Starting his business
At the age of twelve, Lars Magnus lost his father and had to start earning a living. He worked on the railways, in the mines and with blacksmiths. Lars Magnus was also a skilled engraver. After a while he moved to Stockholm and sought workshop employment. It wasn’t easy, as he had no education or grades. Eventually, luck was on his side when he showed one of his seals to the Öller & Co Telegraph workshop. He stayed for six years, learning much about telegraph equipment.
The workshop director, Öller, helped Lars Magnus to get the government travel grant for foreign studies. The 26-year-old Lars Magnus left Sweden and spent three years in Germany, Switzerland and Russia. After returning home in 1876, he wanted to start his own company and began his operation in a former kitchen no bigger than 13 square metres at Drottninggatan 15, in Stockholm.
The telephone era
In 1876 Swedish daily newspaper, Dagens Nyheter, wrote about “a telegraph that talks.” The following year, the first telephones appeared in Sweden, and Lars Magnus started receiving telephones for repair. Bell’s telephones were not patented in Sweden, so Lars Magnus improved Bell’s construction and made the telephone less clumsy. As early as 1878, Lars Magnus started selling his first telephones. In 1881, L M Ericsson & Co were appointed main supplier to the newly established Telephone Association in Gävle, Sweden. The telephones that Ericsson & Co produced were better and cheaper than Bell’s. Other cities followed suit and the first foreign orders came from Bergen in Norway. Soon, L.M. Ericsson’s company had 50 employees.
Telephone networks began to grow and more telephone exchanges were required. Lars Magnus started cooperating with Henrik T. Cedergren, who had also started his own telephone company, Stockholms Allmämma Telefonaktiebolag. Lars Magnus improved several foreign patents and constructed an automated switchboard that could handle ten telephone lines. He also improved the telephone handset, which had both a microphone and a speaker in contrast to earlier telephone models.
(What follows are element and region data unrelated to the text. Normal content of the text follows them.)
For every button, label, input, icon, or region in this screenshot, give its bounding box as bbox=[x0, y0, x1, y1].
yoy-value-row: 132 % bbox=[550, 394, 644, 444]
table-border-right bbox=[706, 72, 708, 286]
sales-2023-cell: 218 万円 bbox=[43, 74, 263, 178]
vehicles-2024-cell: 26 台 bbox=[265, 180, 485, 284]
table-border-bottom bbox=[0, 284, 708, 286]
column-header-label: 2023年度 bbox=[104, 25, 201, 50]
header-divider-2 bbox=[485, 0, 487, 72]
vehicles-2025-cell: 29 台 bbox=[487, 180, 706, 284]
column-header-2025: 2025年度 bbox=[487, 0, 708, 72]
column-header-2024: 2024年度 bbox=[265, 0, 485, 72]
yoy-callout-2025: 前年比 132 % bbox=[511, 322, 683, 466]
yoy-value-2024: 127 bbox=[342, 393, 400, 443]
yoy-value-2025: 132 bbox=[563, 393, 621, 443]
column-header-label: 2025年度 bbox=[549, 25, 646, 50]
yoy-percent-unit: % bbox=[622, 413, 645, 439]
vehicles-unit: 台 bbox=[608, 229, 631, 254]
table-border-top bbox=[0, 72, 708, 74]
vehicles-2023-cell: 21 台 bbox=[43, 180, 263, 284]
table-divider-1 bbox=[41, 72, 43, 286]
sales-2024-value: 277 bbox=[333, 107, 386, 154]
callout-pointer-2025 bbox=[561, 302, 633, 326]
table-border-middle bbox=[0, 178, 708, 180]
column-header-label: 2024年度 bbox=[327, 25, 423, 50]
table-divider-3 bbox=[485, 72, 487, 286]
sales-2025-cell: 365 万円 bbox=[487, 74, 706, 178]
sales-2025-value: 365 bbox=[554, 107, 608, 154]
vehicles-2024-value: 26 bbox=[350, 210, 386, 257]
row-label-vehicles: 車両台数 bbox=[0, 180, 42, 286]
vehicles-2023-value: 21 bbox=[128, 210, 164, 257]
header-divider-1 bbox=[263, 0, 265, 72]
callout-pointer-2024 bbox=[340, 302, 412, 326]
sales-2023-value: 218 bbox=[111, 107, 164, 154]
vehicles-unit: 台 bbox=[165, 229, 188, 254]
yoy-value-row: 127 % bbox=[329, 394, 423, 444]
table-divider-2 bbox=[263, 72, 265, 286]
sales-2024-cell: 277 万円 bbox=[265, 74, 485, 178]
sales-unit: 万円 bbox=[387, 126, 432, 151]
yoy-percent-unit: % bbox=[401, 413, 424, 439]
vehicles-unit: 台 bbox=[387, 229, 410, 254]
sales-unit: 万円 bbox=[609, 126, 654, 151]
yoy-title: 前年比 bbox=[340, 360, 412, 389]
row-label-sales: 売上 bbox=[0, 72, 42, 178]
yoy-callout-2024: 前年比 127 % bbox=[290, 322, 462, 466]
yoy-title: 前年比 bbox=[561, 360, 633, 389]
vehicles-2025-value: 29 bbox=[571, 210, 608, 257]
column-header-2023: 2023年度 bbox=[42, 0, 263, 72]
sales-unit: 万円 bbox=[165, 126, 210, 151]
At the start of the 20th century, L M Ericsson & Co had almost 1,000 employees and was producing 50,000 telephones a year. Ericsson established subsidiaries in both Russia and Poland and manufactured telephones in St. Petersburg. Today Ericsson is a huge international corporation and part of the global telephone industry.
In 1900, Lars Magnus Ericsson decided to leave the company. He withdrew to live on the Alby farm and subsequently on the Hågelby farm in Botkyrka, Sweden until his death.